Di pengadilan, pendiri Facebook bantah curi teknologi VR

facebook Hak atas foto Getty Images
Image caption Mark Zuckerberg berkata di pengadilan bahwa teknologi VR "belum seperti yang diharapkan"

Pendiri Facebook Mark Zuckerberg muncul di persidangan pada Selasa (17/1) -menggunakan jas, sepatu bot dan bergeming oleh tuduhan bahwa perusahaannya mencuri teknologi realitas virtual - virtual reality (VR) yang inovatif.

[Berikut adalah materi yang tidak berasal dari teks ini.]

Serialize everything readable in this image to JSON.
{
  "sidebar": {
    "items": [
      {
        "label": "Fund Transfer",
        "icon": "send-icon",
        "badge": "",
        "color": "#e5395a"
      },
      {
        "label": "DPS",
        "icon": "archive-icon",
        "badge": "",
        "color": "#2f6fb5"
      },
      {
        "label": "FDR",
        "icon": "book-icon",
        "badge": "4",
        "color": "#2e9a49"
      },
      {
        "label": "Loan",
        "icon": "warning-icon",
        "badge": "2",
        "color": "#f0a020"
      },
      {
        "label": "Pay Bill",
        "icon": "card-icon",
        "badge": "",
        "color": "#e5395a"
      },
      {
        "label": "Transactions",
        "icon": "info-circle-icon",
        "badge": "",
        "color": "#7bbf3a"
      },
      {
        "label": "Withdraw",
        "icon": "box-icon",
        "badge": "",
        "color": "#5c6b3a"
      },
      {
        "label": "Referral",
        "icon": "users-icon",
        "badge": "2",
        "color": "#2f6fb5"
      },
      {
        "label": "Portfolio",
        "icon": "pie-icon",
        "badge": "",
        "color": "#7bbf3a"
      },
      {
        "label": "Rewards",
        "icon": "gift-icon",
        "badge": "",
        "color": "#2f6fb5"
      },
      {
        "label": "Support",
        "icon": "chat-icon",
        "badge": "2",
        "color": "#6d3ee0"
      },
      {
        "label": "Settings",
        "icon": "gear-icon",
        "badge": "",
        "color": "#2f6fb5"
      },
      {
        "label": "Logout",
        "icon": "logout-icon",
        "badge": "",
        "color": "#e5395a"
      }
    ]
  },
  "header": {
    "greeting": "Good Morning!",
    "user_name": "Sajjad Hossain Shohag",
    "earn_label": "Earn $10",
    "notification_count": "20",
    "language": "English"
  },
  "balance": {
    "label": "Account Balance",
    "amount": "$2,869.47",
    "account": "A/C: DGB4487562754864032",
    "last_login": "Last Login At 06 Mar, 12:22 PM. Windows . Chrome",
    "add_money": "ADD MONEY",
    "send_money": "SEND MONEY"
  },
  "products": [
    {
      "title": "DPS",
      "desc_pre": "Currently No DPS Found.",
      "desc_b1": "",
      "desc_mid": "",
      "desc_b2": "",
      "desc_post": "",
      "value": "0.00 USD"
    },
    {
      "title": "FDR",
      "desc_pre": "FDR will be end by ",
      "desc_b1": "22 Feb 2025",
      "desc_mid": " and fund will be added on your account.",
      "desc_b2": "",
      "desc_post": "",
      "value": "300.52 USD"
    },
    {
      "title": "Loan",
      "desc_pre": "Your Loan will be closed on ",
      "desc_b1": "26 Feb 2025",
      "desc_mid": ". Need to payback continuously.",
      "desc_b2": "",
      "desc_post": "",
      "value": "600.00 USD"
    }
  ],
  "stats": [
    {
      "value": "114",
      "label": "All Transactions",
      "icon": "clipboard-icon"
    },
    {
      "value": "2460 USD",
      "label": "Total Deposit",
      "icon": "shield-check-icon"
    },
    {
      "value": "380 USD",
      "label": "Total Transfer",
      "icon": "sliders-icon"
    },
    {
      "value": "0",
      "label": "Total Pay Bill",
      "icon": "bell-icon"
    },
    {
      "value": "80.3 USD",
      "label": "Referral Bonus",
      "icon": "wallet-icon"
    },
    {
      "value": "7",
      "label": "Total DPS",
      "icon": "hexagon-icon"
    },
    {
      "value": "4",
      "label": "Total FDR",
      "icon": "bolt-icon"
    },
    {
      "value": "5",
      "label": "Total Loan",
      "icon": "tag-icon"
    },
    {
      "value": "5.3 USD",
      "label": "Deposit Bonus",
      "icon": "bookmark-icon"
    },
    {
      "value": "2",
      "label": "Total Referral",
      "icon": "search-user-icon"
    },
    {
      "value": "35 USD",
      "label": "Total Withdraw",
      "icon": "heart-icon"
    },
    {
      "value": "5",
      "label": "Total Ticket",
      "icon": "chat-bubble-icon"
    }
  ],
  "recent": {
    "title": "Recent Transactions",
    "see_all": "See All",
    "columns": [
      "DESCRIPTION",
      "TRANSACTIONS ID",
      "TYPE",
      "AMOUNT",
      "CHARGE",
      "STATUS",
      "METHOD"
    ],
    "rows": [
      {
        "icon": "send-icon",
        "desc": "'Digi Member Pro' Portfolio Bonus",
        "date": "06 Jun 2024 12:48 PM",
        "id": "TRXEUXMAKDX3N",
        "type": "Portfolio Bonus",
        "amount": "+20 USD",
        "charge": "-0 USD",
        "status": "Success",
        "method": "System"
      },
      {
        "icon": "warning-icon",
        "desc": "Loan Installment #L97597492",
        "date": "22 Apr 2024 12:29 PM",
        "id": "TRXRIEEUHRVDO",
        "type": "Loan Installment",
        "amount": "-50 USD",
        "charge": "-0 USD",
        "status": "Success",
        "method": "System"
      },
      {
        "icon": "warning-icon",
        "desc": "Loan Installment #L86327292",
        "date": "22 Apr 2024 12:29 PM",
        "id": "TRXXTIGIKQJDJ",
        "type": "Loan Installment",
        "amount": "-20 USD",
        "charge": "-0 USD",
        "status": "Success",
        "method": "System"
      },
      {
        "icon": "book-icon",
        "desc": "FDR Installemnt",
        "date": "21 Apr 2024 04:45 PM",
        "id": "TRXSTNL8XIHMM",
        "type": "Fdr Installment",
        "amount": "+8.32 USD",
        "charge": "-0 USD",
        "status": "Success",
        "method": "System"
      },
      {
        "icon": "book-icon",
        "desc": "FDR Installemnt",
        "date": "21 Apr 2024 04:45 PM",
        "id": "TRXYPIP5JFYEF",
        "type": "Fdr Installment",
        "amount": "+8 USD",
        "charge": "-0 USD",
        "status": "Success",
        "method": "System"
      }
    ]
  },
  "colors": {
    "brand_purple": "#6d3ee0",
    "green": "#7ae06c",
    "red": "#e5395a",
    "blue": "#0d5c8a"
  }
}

Ditanyai selama sehari penuh dalam persidangan di Dallas, AS, beberapa kejutan muncul, salah satunya konfirmasi bahwa Facebook membeli perusahaan VR Oculus lebih mahal dari yang dipublikasikan pertama kali.

Selain $2 milyar (Rp 26 trilyun) harga yang diumumkan pada 2014, Facebook membayar tambahan $1 milyar (Rp 13 trilyun) untuk menahan para pegawai kunci di tim Oculus dan untuk membayar insentif.

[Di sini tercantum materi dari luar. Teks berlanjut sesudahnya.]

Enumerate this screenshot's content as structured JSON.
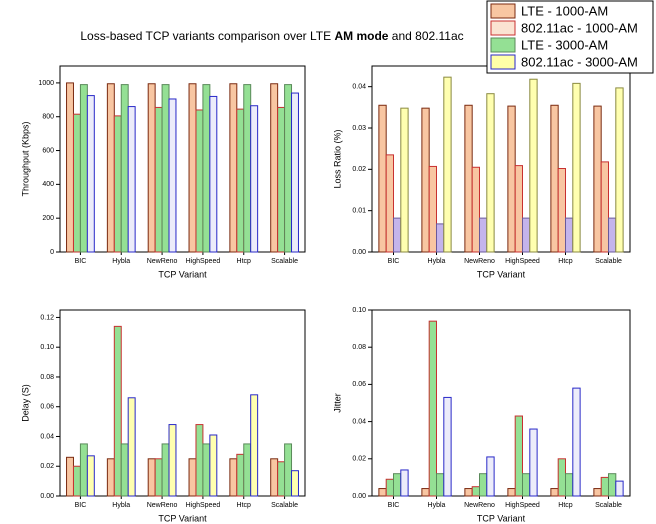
{
  "title_parts": [
    "Loss-based TCP variants comparison over LTE ",
    "AM mode",
    " and 802.11ac"
  ],
  "legend": {
    "entries": [
      {
        "name": "LTE - 1000-AM",
        "color": "#f8c6a2",
        "edge": "#7a2a10"
      },
      {
        "name": "802.11ac - 1000-AM",
        "color": "#fbe3d2",
        "edge": "#c83030"
      },
      {
        "name": "LTE - 3000-AM",
        "color": "#94e094",
        "edge": "#5a8a5a"
      },
      {
        "name": "802.11ac - 3000-AM",
        "color": "#ffffa8",
        "edge": "#2828c8"
      }
    ]
  },
  "chart_data": [
    {
      "type": "bar",
      "ylabel": "Throughput (Kbps)",
      "xlabel": "TCP Variant",
      "categories": [
        "BIC",
        "Hybla",
        "NewReno",
        "HighSpeed",
        "Htcp",
        "Scalable"
      ],
      "ylim": [
        0,
        1100
      ],
      "yticks": [
        0,
        200,
        400,
        600,
        800,
        1000
      ],
      "series": [
        {
          "color": "#f8c6a2",
          "edge": "#7a2a10",
          "values": [
            1000,
            995,
            995,
            995,
            995,
            995
          ]
        },
        {
          "color": "#94e094",
          "edge": "#c83030",
          "values": [
            815,
            805,
            855,
            840,
            845,
            855
          ]
        },
        {
          "color": "#94e094",
          "edge": "#5a8a5a",
          "values": [
            990,
            990,
            990,
            990,
            990,
            990
          ]
        },
        {
          "color": "#ececfa",
          "edge": "#2828c8",
          "values": [
            925,
            860,
            905,
            920,
            865,
            940
          ]
        }
      ]
    },
    {
      "type": "bar",
      "ylabel": "Loss Ratio (%)",
      "xlabel": "TCP Variant",
      "categories": [
        "BIC",
        "Hybla",
        "NewReno",
        "HighSpeed",
        "Htcp",
        "Scalable"
      ],
      "ylim": [
        0,
        0.045
      ],
      "yticks": [
        {
          "value": 0,
          "label": "0.00"
        },
        {
          "value": 0.01,
          "label": "0.01"
        },
        {
          "value": 0.02,
          "label": "0.02"
        },
        {
          "value": 0.03,
          "label": "0.03"
        },
        {
          "value": 0.04,
          "label": "0.04"
        }
      ],
      "series": [
        {
          "color": "#f8c6a2",
          "edge": "#7a2a10",
          "values": [
            0.0355,
            0.0348,
            0.0355,
            0.0353,
            0.0355,
            0.0353
          ]
        },
        {
          "color": "#f8c6a2",
          "edge": "#c83030",
          "values": [
            0.0235,
            0.0207,
            0.0205,
            0.0209,
            0.0202,
            0.0218
          ]
        },
        {
          "color": "#c4b4ec",
          "edge": "#6a5a9a",
          "values": [
            0.0082,
            0.0068,
            0.0082,
            0.0082,
            0.0082,
            0.0082
          ]
        },
        {
          "color": "#ffffb0",
          "edge": "#8a8a40",
          "values": [
            0.0348,
            0.0423,
            0.0383,
            0.0418,
            0.0408,
            0.0397
          ]
        }
      ]
    },
    {
      "type": "bar",
      "ylabel": "Delay (S)",
      "xlabel": "TCP Variant",
      "categories": [
        "BIC",
        "Hybla",
        "NewReno",
        "HighSpeed",
        "Htcp",
        "Scalable"
      ],
      "ylim": [
        0,
        0.125
      ],
      "yticks": [
        {
          "value": 0,
          "label": "0.00"
        },
        {
          "value": 0.02,
          "label": "0.02"
        },
        {
          "value": 0.04,
          "label": "0.04"
        },
        {
          "value": 0.06,
          "label": "0.06"
        },
        {
          "value": 0.08,
          "label": "0.08"
        },
        {
          "value": 0.1,
          "label": "0.10"
        },
        {
          "value": 0.12,
          "label": "0.12"
        }
      ],
      "series": [
        {
          "color": "#f8c6a2",
          "edge": "#7a2a10",
          "values": [
            0.026,
            0.025,
            0.025,
            0.025,
            0.025,
            0.025
          ]
        },
        {
          "color": "#94e094",
          "edge": "#c83030",
          "values": [
            0.02,
            0.114,
            0.025,
            0.048,
            0.028,
            0.023
          ]
        },
        {
          "color": "#94e094",
          "edge": "#5a8a5a",
          "values": [
            0.035,
            0.035,
            0.035,
            0.035,
            0.035,
            0.035
          ]
        },
        {
          "color": "#ffffb0",
          "edge": "#2828c8",
          "values": [
            0.027,
            0.066,
            0.048,
            0.041,
            0.068,
            0.017
          ]
        }
      ]
    },
    {
      "type": "bar",
      "ylabel": "Jitter",
      "xlabel": "TCP Variant",
      "categories": [
        "BIC",
        "Hybla",
        "NewReno",
        "HighSpeed",
        "Htcp",
        "Scalable"
      ],
      "ylim": [
        0,
        0.1
      ],
      "yticks": [
        {
          "value": 0,
          "label": "0.00"
        },
        {
          "value": 0.02,
          "label": "0.02"
        },
        {
          "value": 0.04,
          "label": "0.04"
        },
        {
          "value": 0.06,
          "label": "0.06"
        },
        {
          "value": 0.08,
          "label": "0.08"
        },
        {
          "value": 0.1,
          "label": "0.10"
        }
      ],
      "series": [
        {
          "color": "#f8c6a2",
          "edge": "#7a2a10",
          "values": [
            0.004,
            0.004,
            0.004,
            0.004,
            0.004,
            0.004
          ]
        },
        {
          "color": "#94e094",
          "edge": "#c83030",
          "values": [
            0.009,
            0.094,
            0.005,
            0.043,
            0.02,
            0.01
          ]
        },
        {
          "color": "#94e094",
          "edge": "#5a8a5a",
          "values": [
            0.012,
            0.012,
            0.012,
            0.012,
            0.012,
            0.012
          ]
        },
        {
          "color": "#ececfa",
          "edge": "#2828c8",
          "values": [
            0.014,
            0.053,
            0.021,
            0.036,
            0.058,
            0.008
          ]
        }
      ]
    }
  ]
}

Pria 32 tahun, yang juga menggunakan waktunya di Dallas untuk mengunjungi berbagai komunitas, tampak tidak sabar atas klaim yang dibuat Zenimax, perusahaan yang menuduh perangkat lunak buatan mereka dicuri untuk memuluskan Oculus.

"Hal yang lumrah saat kita mengumumkan sebuah hal besar dan orang-orang tiba-tiba muncul dan mengklaim mereka bagian dari hal itu," katanya di pengadilan saat dipanggil sebagai saksi.

"Tudingan bahwa produk-produk Oculus berasal dari teknologi pihak lain, sangatlah keliru."

Zenimax, pemilik perangkat lunak id, menuntut Facebook sebesar $2 milyar (Rp 26 trilyun). Perusahaan tersebut menuduh John Carmack, salah satu pendiri id, mengambil hak milik intelektual milik Zenimax saat dia meninggalkan Zenimax untuk bergabung dengan Oculus sebagai direktur bidang teknologi (chief technology officer).

Carmack adalah seorang legenda di industri game, orang yang mempelopori gaya "orang pertama sebagai penembak" di game seperti Doom dan Quake.

Zenimax juga menuduh bukti-bukti yang mendukung klaimnya dihancurkan.

Hak atas foto Mark Zuckerberg
Image caption Zuckerberg bertemu dengan kelompok komunitas di Dallas, AS, pada Senin sebagai bagian dari resolusi tahun barunya untuk mengunjungi 30 negara bagian AS

Pelopor teknologi

Argumen-argumen kedua belah pihak muncul seperti ini: Facebook berkata tim Oculus bertanggung jawab dalam menciptakan perangkat keras yang inovatif - headset Rift mereka- dan membawa virtual reality ke publik.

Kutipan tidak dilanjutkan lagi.